15.12.08

a midnight valium for a good night's sleep

Não te esqueças do que te disse. De como foi com as suas personagens e cenários que a geografia nocturna da cidade que nunca dorme começou a enraizar-se no meu imaginário. Tinha por aquela altura uns doze anos; só depois apareceu o cinema como referência de fantasias malditas. Ninguém o conhecia, lembras-te de comentar-te num táxi pela Madison? excepto guardas-nocturnos em edifícios desertos e amantes da literatura policial com a idade dos nossos pais. A pulp-fiction ainda não era culto, era apenas uma consequência do vazio do pós-guerra já algo esquecida na revolução da pós-modernidade. Anos antes de tudo isto já lhe chamavam mercenário na América; apontavam-lhe o dedo por escrever por dinheiro. Não era novidade, ele sempre o admitiu e esfregava na cara dos críticos as suas estatísticas de best-sellers suportados pelos mecânicos, operários fabris e donas-de-casa do all american dream.

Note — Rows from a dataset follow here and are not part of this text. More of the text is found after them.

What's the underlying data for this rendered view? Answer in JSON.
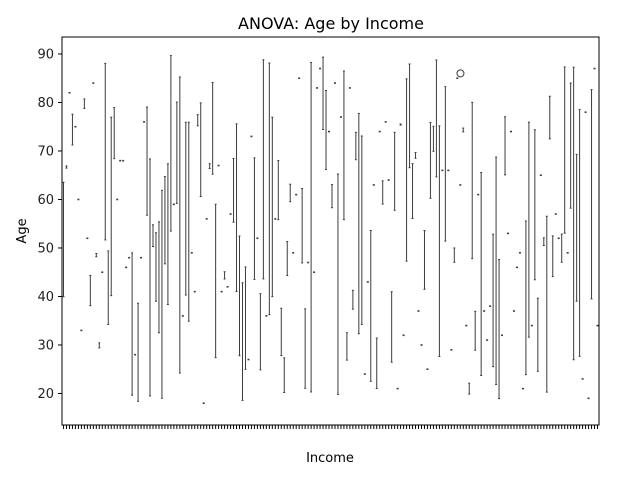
{
  "chart_data": {
    "type": "box",
    "title": "ANOVA: Age by Income",
    "xlabel": "Income",
    "ylabel": "Age",
    "ylim": [
      13.5,
      93.5
    ],
    "yticks": [
      20,
      30,
      40,
      50,
      60,
      70,
      80,
      90
    ],
    "category_count": 180,
    "x_tick_labels": "illegible (overlapping income values)",
    "box_color": "#3d3d3d",
    "outlier": {
      "y": 86
    }
  }
}
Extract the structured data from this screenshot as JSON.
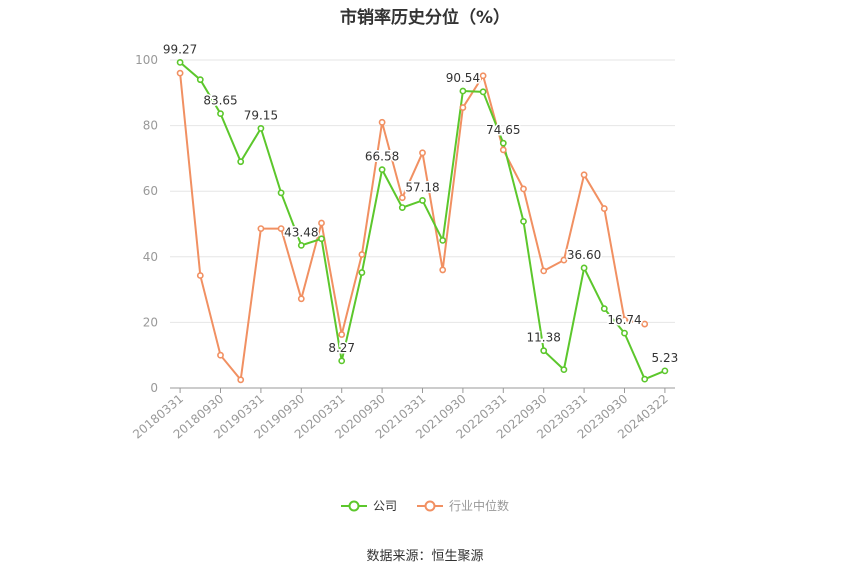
{
  "chart_data": {
    "type": "line",
    "title": "市销率历史分位（%）",
    "ylim": [
      0,
      100
    ],
    "yticks": [
      0,
      20,
      40,
      60,
      80,
      100
    ],
    "xtick_labels": [
      "20180331",
      "20180930",
      "20190331",
      "20190930",
      "20200331",
      "20200930",
      "20210331",
      "20210930",
      "20220331",
      "20220930",
      "20230331",
      "20230930",
      "20240322"
    ],
    "x": [
      "20180331",
      "20180630",
      "20180930",
      "20181231",
      "20190331",
      "20190630",
      "20190930",
      "20191231",
      "20200331",
      "20200630",
      "20200930",
      "20201231",
      "20210331",
      "20210630",
      "20210930",
      "20211231",
      "20220331",
      "20220630",
      "20220930",
      "20221231",
      "20230331",
      "20230630",
      "20230930",
      "20231231",
      "20240322"
    ],
    "series": [
      {
        "name": "公司",
        "color": "#5cc72c",
        "values": [
          99.27,
          94.0,
          83.65,
          69.0,
          79.15,
          59.5,
          43.48,
          45.5,
          8.27,
          35.2,
          66.58,
          55.0,
          57.18,
          45.0,
          90.54,
          90.3,
          74.65,
          50.8,
          11.38,
          5.6,
          36.6,
          24.2,
          16.74,
          2.7,
          5.23
        ]
      },
      {
        "name": "行业中位数",
        "color": "#f19062",
        "values": [
          96.0,
          34.3,
          10.0,
          2.5,
          48.6,
          48.6,
          27.2,
          50.3,
          16.3,
          40.7,
          81.0,
          58.0,
          71.7,
          36.0,
          85.5,
          95.2,
          72.6,
          60.7,
          35.7,
          39.0,
          65.0,
          54.7,
          20.8,
          19.5,
          null
        ]
      }
    ],
    "data_labels": [
      {
        "series": 0,
        "index": 0,
        "text": "99.27"
      },
      {
        "series": 0,
        "index": 2,
        "text": "83.65"
      },
      {
        "series": 0,
        "index": 4,
        "text": "79.15"
      },
      {
        "series": 0,
        "index": 6,
        "text": "43.48"
      },
      {
        "series": 0,
        "index": 8,
        "text": "8.27"
      },
      {
        "series": 0,
        "index": 10,
        "text": "66.58"
      },
      {
        "series": 0,
        "index": 12,
        "text": "57.18"
      },
      {
        "series": 0,
        "index": 14,
        "text": "90.54"
      },
      {
        "series": 0,
        "index": 16,
        "text": "74.65"
      },
      {
        "series": 0,
        "index": 18,
        "text": "11.38"
      },
      {
        "series": 0,
        "index": 20,
        "text": "36.60"
      },
      {
        "series": 0,
        "index": 22,
        "text": "16.74"
      },
      {
        "series": 0,
        "index": 24,
        "text": "5.23"
      }
    ],
    "grid": true,
    "legend_position": "bottom"
  },
  "source_text": "数据来源：恒生聚源"
}
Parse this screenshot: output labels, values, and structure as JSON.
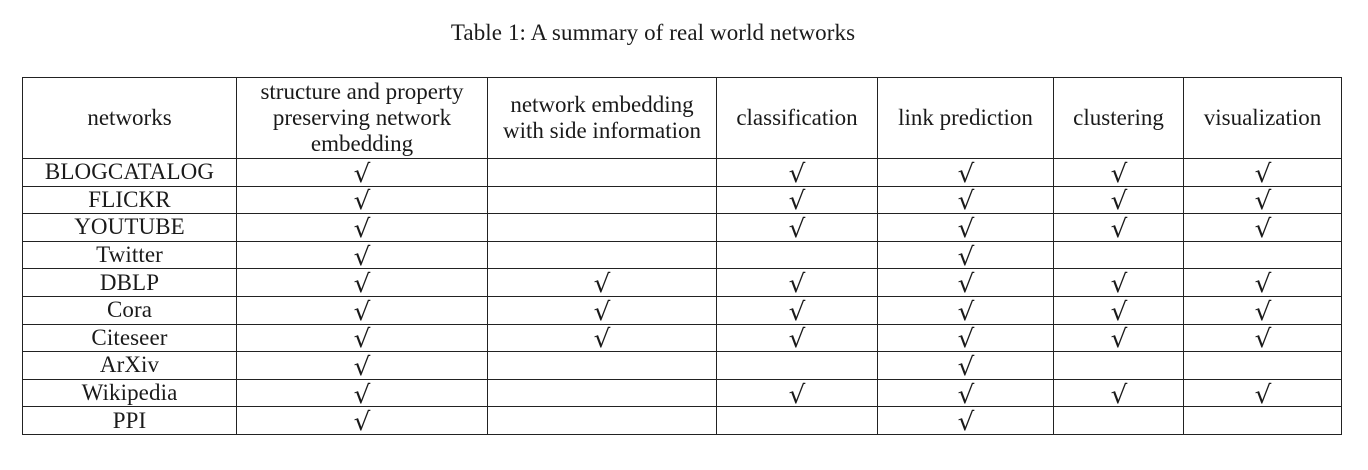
{
  "caption": "Table 1: A summary of real world networks",
  "columns": [
    "networks",
    "structure and property preserving network embedding",
    "network embedding with side information",
    "classification",
    "link prediction",
    "clustering",
    "visualization"
  ],
  "check_symbol": "√",
  "rows": [
    {
      "network": "BLOGCATALOG",
      "marks": [
        true,
        false,
        true,
        true,
        true,
        true
      ]
    },
    {
      "network": "FLICKR",
      "marks": [
        true,
        false,
        true,
        true,
        true,
        true
      ]
    },
    {
      "network": "YOUTUBE",
      "marks": [
        true,
        false,
        true,
        true,
        true,
        true
      ]
    },
    {
      "network": "Twitter",
      "marks": [
        true,
        false,
        false,
        true,
        false,
        false
      ]
    },
    {
      "network": "DBLP",
      "marks": [
        true,
        true,
        true,
        true,
        true,
        true
      ]
    },
    {
      "network": "Cora",
      "marks": [
        true,
        true,
        true,
        true,
        true,
        true
      ]
    },
    {
      "network": "Citeseer",
      "marks": [
        true,
        true,
        true,
        true,
        true,
        true
      ]
    },
    {
      "network": "ArXiv",
      "marks": [
        true,
        false,
        false,
        true,
        false,
        false
      ]
    },
    {
      "network": "Wikipedia",
      "marks": [
        true,
        false,
        true,
        true,
        true,
        true
      ]
    },
    {
      "network": "PPI",
      "marks": [
        true,
        false,
        false,
        true,
        false,
        false
      ]
    }
  ]
}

Foi um tipo mau, mas não tão mau como os piores dos seus livrinhos de pasta de papel; andou por um circo, foi piloto de paz em tempos de guerra, tornou-se brevemente um actor medíocre de si mesmo e bebeu mais whisky que dois homens de barba rija juntos. Às mulheres chamava dolls e à sua personagem melhor do que todas as outras chamou Tiger Mann, o amoral tigre solitário nas ruas frias e cinzentas de Nova Iorque. Foi com ele que tudo começou. Nas páginas da Colecção de Bolso da Vampiro há vinte anos atrás.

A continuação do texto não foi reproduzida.